What strikes you immediately is the love Olivier brings to his world: his work, his terroirs, his wines. You sense a grower entirely absorbed by his craft, and one who makes a point of passing on that passion — to his guests as much as to his clients. Around the table, a long row of bottles — Bourgogne, Saint-Aubin, premiers crus — and, sitting there, the map of the appellation's climats. A whole landscape in bottles.
The tasting focused on the 2023 vintage, still all youth, but also on several older vintages, going back about a decade, on the estate's finest appellations — its Saint-Aubin premiers crus first and foremost, such as En Remilly or Derrière chez Édouard. Tasting staggered vintages like this is a rare privilege: it lets you gauge how these wines evolve, understand what they become ten years on, and see just how much they gain in depth and complexity over time.

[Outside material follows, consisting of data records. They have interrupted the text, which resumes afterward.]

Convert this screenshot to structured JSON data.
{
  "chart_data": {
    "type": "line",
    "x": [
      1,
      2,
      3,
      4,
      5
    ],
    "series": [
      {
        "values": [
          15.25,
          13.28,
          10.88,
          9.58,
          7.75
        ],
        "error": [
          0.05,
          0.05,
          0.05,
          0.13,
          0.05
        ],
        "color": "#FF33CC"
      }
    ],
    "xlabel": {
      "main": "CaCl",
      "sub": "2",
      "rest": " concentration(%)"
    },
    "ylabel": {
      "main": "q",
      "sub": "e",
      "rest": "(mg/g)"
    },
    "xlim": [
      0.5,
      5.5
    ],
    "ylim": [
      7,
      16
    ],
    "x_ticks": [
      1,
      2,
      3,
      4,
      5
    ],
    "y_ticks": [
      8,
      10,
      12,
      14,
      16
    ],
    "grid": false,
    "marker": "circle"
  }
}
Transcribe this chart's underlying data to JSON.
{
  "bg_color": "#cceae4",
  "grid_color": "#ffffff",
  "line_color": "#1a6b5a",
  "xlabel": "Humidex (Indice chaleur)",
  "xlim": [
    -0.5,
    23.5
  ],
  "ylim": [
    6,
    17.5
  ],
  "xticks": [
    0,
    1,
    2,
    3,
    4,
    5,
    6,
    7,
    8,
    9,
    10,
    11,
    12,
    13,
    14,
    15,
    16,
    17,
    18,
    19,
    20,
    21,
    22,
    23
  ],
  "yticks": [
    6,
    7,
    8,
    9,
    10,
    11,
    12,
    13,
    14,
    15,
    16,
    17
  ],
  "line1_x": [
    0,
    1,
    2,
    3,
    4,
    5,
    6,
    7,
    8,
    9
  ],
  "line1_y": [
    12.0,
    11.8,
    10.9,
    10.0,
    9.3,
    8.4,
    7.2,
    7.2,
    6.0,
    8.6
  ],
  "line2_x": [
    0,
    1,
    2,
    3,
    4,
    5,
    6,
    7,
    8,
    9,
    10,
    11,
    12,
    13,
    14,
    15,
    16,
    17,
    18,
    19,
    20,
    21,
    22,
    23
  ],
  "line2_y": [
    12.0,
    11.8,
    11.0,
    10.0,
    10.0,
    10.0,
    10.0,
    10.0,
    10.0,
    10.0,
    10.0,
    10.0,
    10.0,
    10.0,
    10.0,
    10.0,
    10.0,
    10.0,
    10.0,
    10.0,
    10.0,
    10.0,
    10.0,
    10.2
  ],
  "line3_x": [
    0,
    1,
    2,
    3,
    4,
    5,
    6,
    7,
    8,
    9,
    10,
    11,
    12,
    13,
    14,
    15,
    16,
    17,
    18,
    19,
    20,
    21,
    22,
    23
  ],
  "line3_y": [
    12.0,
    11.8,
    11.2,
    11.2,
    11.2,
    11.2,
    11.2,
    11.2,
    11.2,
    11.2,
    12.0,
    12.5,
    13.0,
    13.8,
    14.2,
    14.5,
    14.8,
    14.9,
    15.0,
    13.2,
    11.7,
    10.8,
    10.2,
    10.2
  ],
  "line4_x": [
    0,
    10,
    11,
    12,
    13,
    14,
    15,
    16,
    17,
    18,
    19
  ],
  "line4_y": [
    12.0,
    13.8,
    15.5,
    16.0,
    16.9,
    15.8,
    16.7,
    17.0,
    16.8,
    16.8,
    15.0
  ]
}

Olivier Lamy is also a tremendous technician. His knowledge of the vine and the soil is impressive — one thinks in particular of his very high-density plantings, now the estate's signature, which push the standard to an uncommon level. To listen to him, to taste at his side, is each time as much a lesson as a pleasure.
Long overshadowed by its neighbours Chassagne and Puligny-Montrachet, Saint-Aubin now stands as one of the great white appellations of the Côte de Beaune — and Domaine Hubert Lamy is surely its most accomplished ambassador. You leave with one same certainty: here, precision never excludes emotion.